Douglas Bates bates at stat.wisc.edu
Sun Aug 9 18:53:32 CEST 2009


On Sun, Aug 9, 2009 at 11:32 AM, Ted
Harding<Ted.Harding at manchester.ac.uk> wrote:
> On 09-Aug-09 16:06:52, Peng Yu wrote:
>> Hi,
>> I know '.' is not a separator in R as in C++. I am wondering where it
>> discusses the detailed usage of '.' in R. Can somebody point me a
>> webpage, a manual or a book that discuss this?
>>
>> Regards,
>> Peng
>
> To the best of my knowledge, apart from its specific use as a separator
> between the integer and fractional parts of a number, "." has no specific
> use in R, and you can, for instance, use it just as you would use an
> alphanumeric character in a name.
>
> For instance, you could do
>
>  . <- 1.2345
>  .
>  # [1] 1.2345
>
>  . <- function(x) x^2
>  .(12)
>  # [1] 144
>
> So, unless there is something I don't know about, there is hardly
> anything to discuss about "the detailed usage of '.' in R"!
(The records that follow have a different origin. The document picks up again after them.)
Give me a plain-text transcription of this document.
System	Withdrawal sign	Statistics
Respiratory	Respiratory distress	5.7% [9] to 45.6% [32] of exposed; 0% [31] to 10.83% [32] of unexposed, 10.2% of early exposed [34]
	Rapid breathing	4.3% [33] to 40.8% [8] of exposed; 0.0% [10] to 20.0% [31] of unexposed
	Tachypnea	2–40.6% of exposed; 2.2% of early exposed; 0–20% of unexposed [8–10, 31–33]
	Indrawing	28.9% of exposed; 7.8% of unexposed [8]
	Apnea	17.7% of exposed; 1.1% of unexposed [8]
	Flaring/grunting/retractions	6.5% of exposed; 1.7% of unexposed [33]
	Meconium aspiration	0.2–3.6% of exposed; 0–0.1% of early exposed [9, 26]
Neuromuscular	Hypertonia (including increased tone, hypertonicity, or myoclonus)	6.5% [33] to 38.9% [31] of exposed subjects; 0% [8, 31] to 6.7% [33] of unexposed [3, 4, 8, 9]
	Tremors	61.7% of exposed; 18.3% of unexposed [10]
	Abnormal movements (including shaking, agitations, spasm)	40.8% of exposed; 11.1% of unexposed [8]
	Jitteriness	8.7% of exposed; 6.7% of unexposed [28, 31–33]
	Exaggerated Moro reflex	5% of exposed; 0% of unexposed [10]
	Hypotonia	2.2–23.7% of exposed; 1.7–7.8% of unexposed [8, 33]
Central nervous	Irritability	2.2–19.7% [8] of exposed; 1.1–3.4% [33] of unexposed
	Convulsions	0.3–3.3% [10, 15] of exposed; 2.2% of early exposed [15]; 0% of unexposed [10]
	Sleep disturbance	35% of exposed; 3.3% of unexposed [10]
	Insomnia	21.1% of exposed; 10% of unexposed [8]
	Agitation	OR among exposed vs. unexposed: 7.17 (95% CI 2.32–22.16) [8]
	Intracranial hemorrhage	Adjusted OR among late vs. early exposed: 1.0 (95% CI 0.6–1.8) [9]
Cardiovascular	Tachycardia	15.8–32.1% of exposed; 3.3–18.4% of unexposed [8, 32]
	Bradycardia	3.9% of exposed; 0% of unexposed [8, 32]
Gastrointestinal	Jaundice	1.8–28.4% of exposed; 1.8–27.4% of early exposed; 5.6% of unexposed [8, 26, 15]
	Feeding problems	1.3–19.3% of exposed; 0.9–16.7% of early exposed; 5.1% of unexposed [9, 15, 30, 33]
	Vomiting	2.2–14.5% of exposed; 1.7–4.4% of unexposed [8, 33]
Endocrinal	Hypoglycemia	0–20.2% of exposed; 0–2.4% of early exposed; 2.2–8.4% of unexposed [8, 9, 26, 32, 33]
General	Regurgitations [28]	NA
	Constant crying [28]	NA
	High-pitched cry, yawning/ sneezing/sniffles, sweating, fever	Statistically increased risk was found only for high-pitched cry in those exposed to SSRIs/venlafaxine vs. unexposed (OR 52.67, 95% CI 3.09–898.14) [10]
The ',' character is one of the characters allowed in names, hence it
can be used as you have suggested.  There are (at least) two special
usages of the '.' in names.  Following the time-honoured Unix
convention, names that begin with '.' are considered "hidden" names
and not listed by ls() or objects() unless you set all.names = TRUE in
the call.  Because of this convention it is inadvisable to use names
starting with '.' except when you wish to avoid potential name
conflicts.  The second special use of '.' in a name is in the
construction of the names of S3 method functions.  The method for
generic function "foo" applied to class "bar" is named "foo.bar".